Lors de ta candidature à la Draft 2015, tu as effectué des workouts dans de nombreuses franchises. Y’a-t-il des joueurs qui t’ont vraiment impressionné lors de ton passage là-bas ?
Je dirais de manière générale que la détermination de tous les joueurs présents lors de ces workouts était impressionnante. Les mecs donnent toute leur vie à chaque entraînement. Clairement, lors des deux premières séances que j’ai faites, j’étais dépassé car je ne m’étais pas rendu compte. J’ai pris la température ensuite. C’était assez impressionnant de voir que les joueurs font une préparation physique pour les workouts, car c’est la chance de prouver qu’ils sont au niveau.
As-tu des anecdotes à nous partager sur cette détermination des joueurs NBA ?
Pour l’un de mes premiers workouts, je me rends à Oklahoma City. J’arrive vers 6 heures du matin au centre pour déjeuner, et j’entends des bruits de ballon dans la salle d’entraînement. Par curiosité je vais voir et j’aperçois Russell Westbrook qui fait des allers-retours en sprintant, shootant et dunkant. J’étais clairement impressionné car j’ai réalisé que les joueurs au plus haut niveau s’en donnent vraiment les moyens.
Au CSP Limoges, tu évolues aux côtés de Dru Joyce qui est un proche de LeBron James. Que t’a-t-il dit à son sujet ?
Il nous en parle un petit peu.
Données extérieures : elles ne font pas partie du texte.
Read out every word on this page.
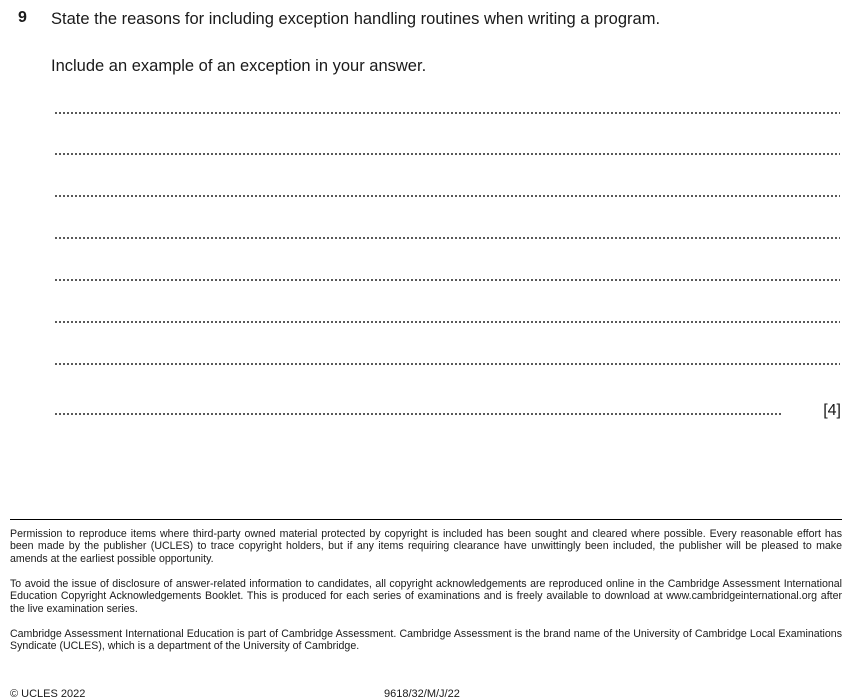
9 State the reasons for including exception handling routines when writing a program.
Include an example of an exception in your answer.
[4]
Permission to reproduce items where third-party owned material protected by copyright is included has been sought and cleared where possible. Every reasonable effort has been made by the publisher (UCLES) to trace copyright holders, but if any items requiring clearance have unwittingly been included, the publisher will be pleased to make amends at the earliest possible opportunity.
To avoid the issue of disclosure of answer-related information to candidates, all copyright acknowledgements are reproduced online in the Cambridge Assessment International Education Copyright Acknowledgements Booklet. This is produced for each series of examinations and is freely available to download at www.cambridgeinternational.org after the live examination series.
Cambridge Assessment International Education is part of Cambridge Assessment. Cambridge Assessment is the brand name of the University of Cambridge Local Examinations Syndicate (UCLES), which is a department of the University of Cambridge.
© UCLES 2022	9618/32/M/J/22
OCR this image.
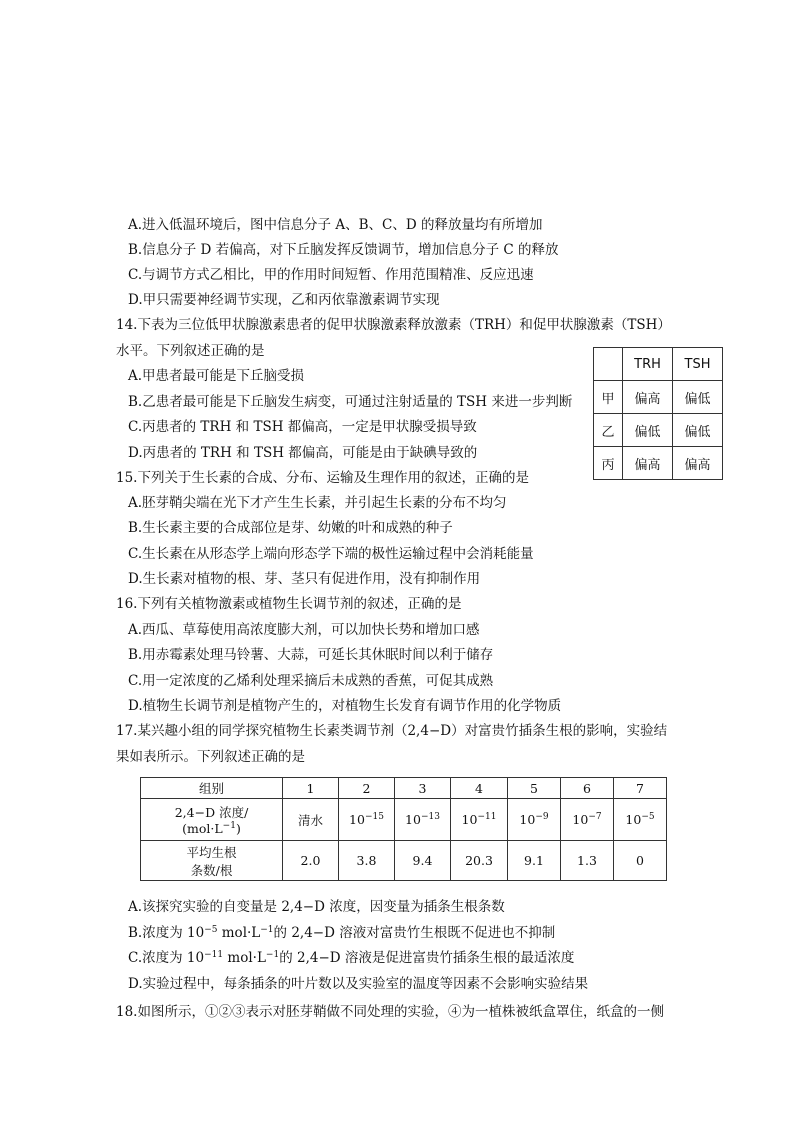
A.进入低温环境后，图中信息分子 A、B、C、D 的释放量均有所增加
B.信息分子 D 若偏高，对下丘脑发挥反馈调节，增加信息分子 C 的释放
C.与调节方式乙相比，甲的作用时间短暂、作用范围精准、反应迅速
D.甲只需要神经调节实现，乙和丙依靠激素调节实现
14.下表为三位低甲状腺激素患者的促甲状腺激素释放激素（TRH）和促甲状腺激素（TSH）
水平。下列叙述正确的是
A.甲患者最可能是下丘脑受损
B.乙患者最可能是下丘脑发生病变，可通过注射适量的 TSH 来进一步判断
C.丙患者的 TRH 和 TSH 都偏高，一定是甲状腺受损导致
D.丙患者的 TRH 和 TSH 都偏高，可能是由于缺碘导致的
	TRH	TSH
甲	偏高	偏低
乙	偏低	偏低
丙	偏高	偏高
15.下列关于生长素的合成、分布、运输及生理作用的叙述，正确的是
A.胚芽鞘尖端在光下才产生生长素，并引起生长素的分布不均匀
B.生长素主要的合成部位是芽、幼嫩的叶和成熟的种子
C.生长素在从形态学上端向形态学下端的极性运输过程中会消耗能量
D.生长素对植物的根、芽、茎只有促进作用，没有抑制作用
16.下列有关植物激素或植物生长调节剂的叙述，正确的是
A.西瓜、草莓使用高浓度膨大剂，可以加快长势和增加口感
B.用赤霉素处理马铃薯、大蒜，可延长其休眠时间以利于储存
C.用一定浓度的乙烯利处理采摘后未成熟的香蕉，可促其成熟
D.植物生长调节剂是植物产生的，对植物生长发育有调节作用的化学物质
17.某兴趣小组的同学探究植物生长素类调节剂（2,4−D）对富贵竹插条生根的影响，实验结
果如表所示。下列叙述正确的是
组别	1	2	3	4	5	6	7

2,4−D 浓度/
$(mol\cdot L^{-1})$	清水	$10^{-15}$	$10^{-13}$	$10^{-11}$	$10^{-9}$	$10^{-7}$	$10^{-5}$

平均生根
条数/根	2.0	3.8	9.4	20.3	9.1	1.3	0
A.该探究实验的自变量是 2,4−D 浓度，因变量为插条生根条数
B.浓度为 $10^{-5}$ $mol\cdot L^{-1}$的 2,4−D 溶液对富贵竹生根既不促进也不抑制
C.浓度为 $10^{-11}$ $mol\cdot L^{-1}$的 2,4−D 溶液是促进富贵竹插条生根的最适浓度
D.实验过程中，每条插条的叶片数以及实验室的温度等因素不会影响实验结果
18.如图所示，①②③表示对胚芽鞘做不同处理的实验，④为一植株被纸盒罩住，纸盒的一侧
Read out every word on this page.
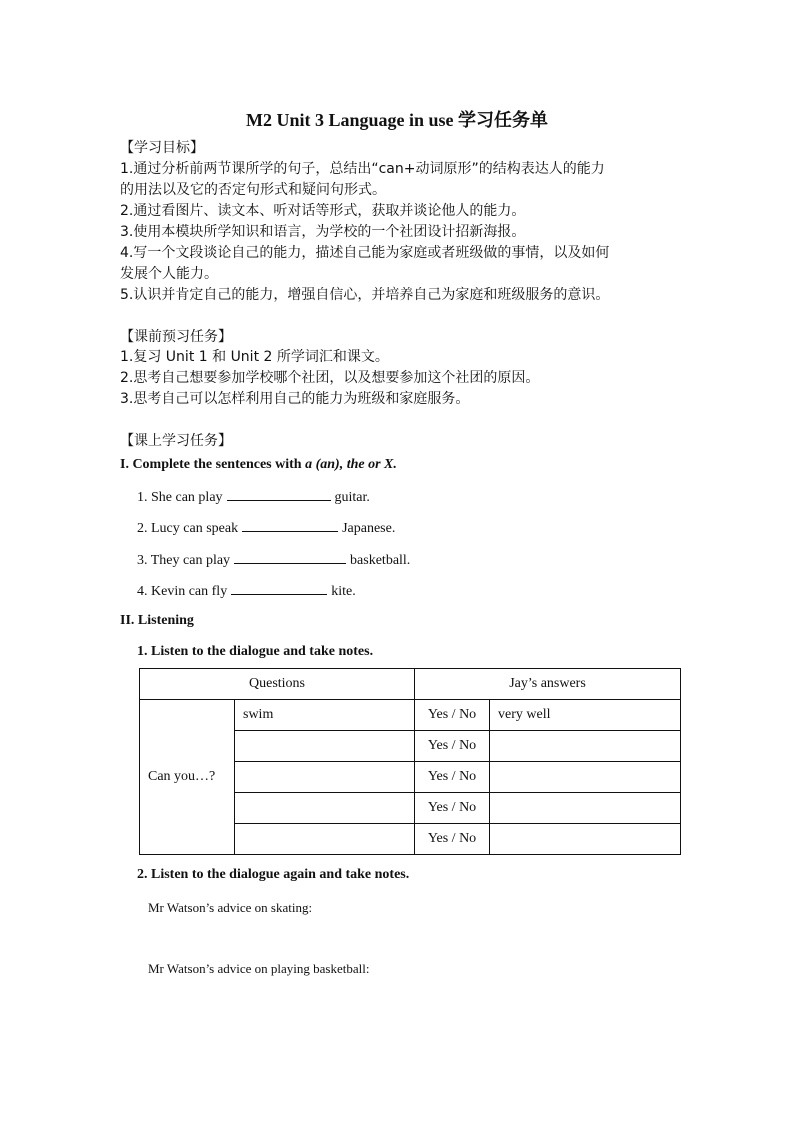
M2 Unit 3 Language in use 学习任务单
【学习目标】
1.通过分析前两节课所学的句子，总结出“can+动词原形”的结构表达人的能力
的用法以及它的否定句形式和疑问句形式。
2.通过看图片、读文本、听对话等形式，获取并谈论他人的能力。
3.使用本模块所学知识和语言，为学校的一个社团设计招新海报。
4.写一个文段谈论自己的能力，描述自己能为家庭或者班级做的事情，以及如何
发展个人能力。
5.认识并肯定自己的能力，增强自信心，并培养自己为家庭和班级服务的意识。
【课前预习任务】
1.复习 Unit 1 和 Unit 2 所学词汇和课文。
2.思考自己想要参加学校哪个社团，以及想要参加这个社团的原因。
3.思考自己可以怎样利用自己的能力为班级和家庭服务。
【课上学习任务】
I. Complete the sentences with a (an), the or X.
1. She can play	guitar.
2. Lucy can speak	Japanese.
3. They can play	basketball.
4. Kevin can fly	kite.
II. Listening
1. Listen to the dialogue and take notes.
Questions		Jay’s answers	
Can you…?	swim	Yes / No	very well
		Yes / No	
		Yes / No	
		Yes / No	
		Yes / No	
2. Listen to the dialogue again and take notes.
Mr Watson’s advice on skating:
Mr Watson’s advice on playing basketball:
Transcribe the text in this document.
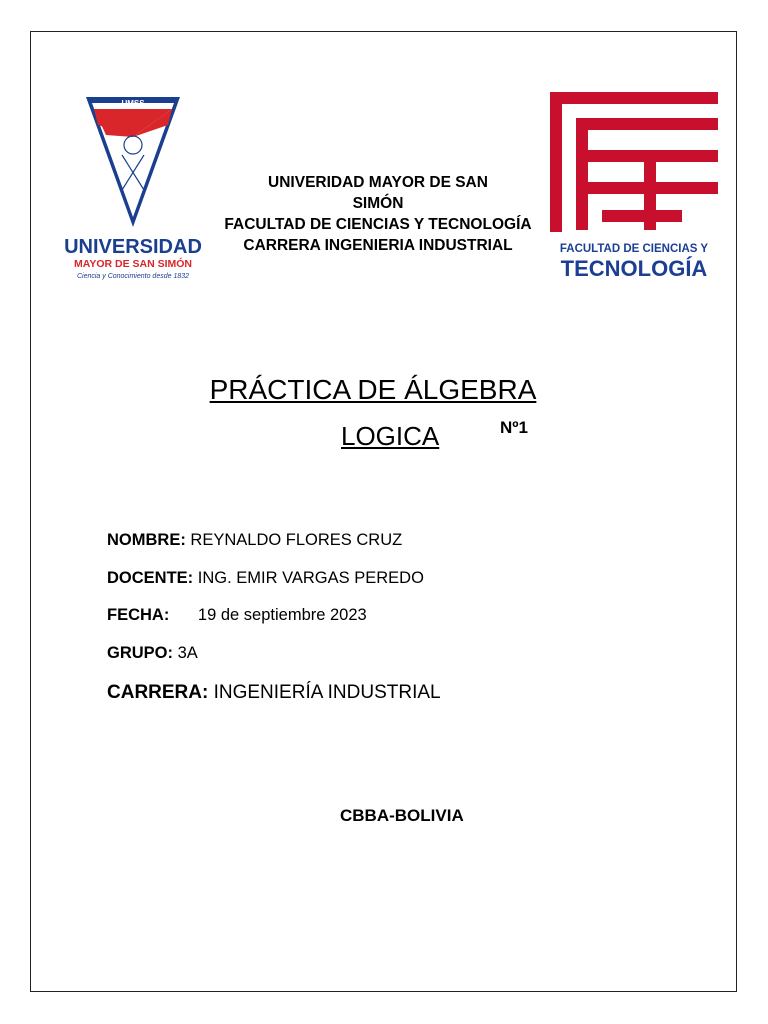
UMSS
UNIVERSIDAD
MAYOR DE SAN SIMÓN
Ciencia y Conocimiento desde 1832
FACULTAD DE CIENCIAS Y
TECNOLOGÍA
UNIVERIDAD MAYOR DE SAN
SIMÓN
FACULTAD DE CIENCIAS Y TECNOLOGÍA
CARRERA INGENIERIA INDUSTRIAL
PRÁCTICA DE ÁLGEBRA
LOGICA	Nº1
NOMBRE: REYNALDO FLORES CRUZ
DOCENTE: ING. EMIR VARGAS PEREDO
FECHA: 19 de septiembre 2023
GRUPO: 3A
CARRERA: INGENIERÍA INDUSTRIAL
CBBA-BOLIVIA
Il nous expliquait la culture de travail qu’il a en nous disant que LeBron préparait ses journées en casant tous les exercices nécessaires pour être performant dans le basket, et qu’il calait seulement après ses activités extra-basket en fonction du temps libre qu’il lui restait. Sa vie est planifiée en fonction du basket, et le reste peut être décalé si besoin est.
Envisages-tu de jouer à l’étranger pour la suite de ta carrière ?
Oui, c’est mon but. Je veux aller au plus haut possible que ce soit en Europe ou en NBA. A partir de ce moment-là, je m’en donne les moyens. Cet été je vais passer mon temps à travailler pour être prêt à franchir un nouveau cap. Je pense que je n’en suis pas très loin donc à moi de m’impliquer comme il faut pour ça.
Qu’est-ce qu’on peut te souhaiter pour le futur ?
Tout simplement de grosses performances, de gros résultats avec le CSP. Et rien de plus (rires).
Propos recueillis par téléphone le 7 juillet.